Bond, James Bond. Come e perché si ripresenta l’agente segreto più famoso del mondo
Concludiamo con due libri extra, come tradizione. Il primo è del famoso sociologo Alberto Abruzzese che, con Gian Piero Jacobelli, cura questa raccolta di saggi pubblicata nel 2015 che spiega la ragione esistenziale di James Bond. Nello Barile, Paolo Fabbri, Gian Piero Jacobelli, Gian Franco Lepore Dubois, Valerio Magrelli, Andrea Miconi, Massimo Negrotti, Giovanni Scipioni, si sono interrogati sulle caratteristiche e sulle condizioni che hanno propiziato la perdurante vitalità di quel mito. Esplorando le molteplici dimensioni narrative, comportamentali, identitarie del personaggio Bond, hanno concluso che la sua forza risiede paradossalmente nella sua debolezza, nel fatto di non avere cavalcato la tigre del cambiamento a oltranza, consentendo a tante diverse generazioni di continuare a viverlo nelle sue più specifiche dimensioni drammaturgiche e spettacolari.

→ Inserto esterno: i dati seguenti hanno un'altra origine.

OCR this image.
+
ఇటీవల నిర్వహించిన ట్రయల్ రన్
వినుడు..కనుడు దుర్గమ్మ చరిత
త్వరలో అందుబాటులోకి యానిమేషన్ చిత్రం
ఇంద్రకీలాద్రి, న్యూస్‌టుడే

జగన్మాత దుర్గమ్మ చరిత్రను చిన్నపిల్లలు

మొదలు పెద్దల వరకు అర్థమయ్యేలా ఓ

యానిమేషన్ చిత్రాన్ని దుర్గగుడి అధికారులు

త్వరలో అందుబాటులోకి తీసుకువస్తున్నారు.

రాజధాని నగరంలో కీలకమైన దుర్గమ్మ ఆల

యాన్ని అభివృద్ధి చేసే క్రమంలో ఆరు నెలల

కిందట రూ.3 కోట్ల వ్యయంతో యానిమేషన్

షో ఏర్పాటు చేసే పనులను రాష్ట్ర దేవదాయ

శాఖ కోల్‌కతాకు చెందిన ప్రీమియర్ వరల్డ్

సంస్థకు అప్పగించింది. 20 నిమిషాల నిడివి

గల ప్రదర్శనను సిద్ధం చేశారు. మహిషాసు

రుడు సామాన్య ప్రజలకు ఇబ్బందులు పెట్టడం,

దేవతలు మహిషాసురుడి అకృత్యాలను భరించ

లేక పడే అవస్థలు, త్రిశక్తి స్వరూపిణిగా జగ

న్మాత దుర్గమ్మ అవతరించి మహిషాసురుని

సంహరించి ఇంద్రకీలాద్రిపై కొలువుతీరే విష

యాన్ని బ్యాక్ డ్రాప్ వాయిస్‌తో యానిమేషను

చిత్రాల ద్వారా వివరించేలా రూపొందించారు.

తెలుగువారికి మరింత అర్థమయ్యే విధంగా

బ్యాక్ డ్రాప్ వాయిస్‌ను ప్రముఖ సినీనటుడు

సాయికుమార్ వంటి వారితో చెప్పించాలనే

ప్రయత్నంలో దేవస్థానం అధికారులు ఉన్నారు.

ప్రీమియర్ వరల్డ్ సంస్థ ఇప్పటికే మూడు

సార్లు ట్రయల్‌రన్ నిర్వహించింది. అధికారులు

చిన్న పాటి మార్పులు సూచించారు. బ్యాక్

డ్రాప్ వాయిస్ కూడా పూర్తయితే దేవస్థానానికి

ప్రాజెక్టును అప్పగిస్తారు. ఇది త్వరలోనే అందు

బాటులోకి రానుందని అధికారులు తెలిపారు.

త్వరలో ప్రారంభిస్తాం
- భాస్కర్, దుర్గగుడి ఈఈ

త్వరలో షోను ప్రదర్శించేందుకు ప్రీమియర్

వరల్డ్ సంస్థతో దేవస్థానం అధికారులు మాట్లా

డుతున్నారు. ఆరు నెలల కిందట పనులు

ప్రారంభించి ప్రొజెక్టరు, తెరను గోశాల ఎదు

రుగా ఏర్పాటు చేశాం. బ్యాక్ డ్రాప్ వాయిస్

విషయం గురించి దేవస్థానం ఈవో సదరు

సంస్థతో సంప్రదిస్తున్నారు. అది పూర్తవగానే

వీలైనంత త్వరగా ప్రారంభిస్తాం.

James Bond. Fenomenologia di un mito (post)moderno
Matteo Pollone affronta lo stesso tema di Abruzzese cercando di costruire un profilo più giornalistico ma altrettanto affascinante. “Il mio nome è Bond, James Bond”: frase cult, immutata da Agente 007 Licenza di uccidere a Spectre, ancora oggi tra le più ripetute e amate nella storia del cinema. Pronunciata negli anni da attori molto diversi tra loro (Sean Connery, Roger Moore, Pierce Brosnan fino a Daniel Craig, ultima incarnazione della spia inglese più sexy di sempre) che si sono fatti carico dei diversi portati politici, storici, sociologici e di gender messi in campo di volta in volta dalla saga di 007. Dalla letteratura allo schermo, passando per i videogiochi, l’enogastronomia, le riviste di gossip e la semiotica, la fenomenologia di Bond viene ricostruita attraverso i saggi di studiosi che si interrogano sull’attualità di un mito che continua a rilanciarsi senza perdere in grinta e smalto, alternando vodka martini (agitato, non mescolato) e birra, mai rinunciando ad avere una Bond-girl mozzafiato accanto a sé.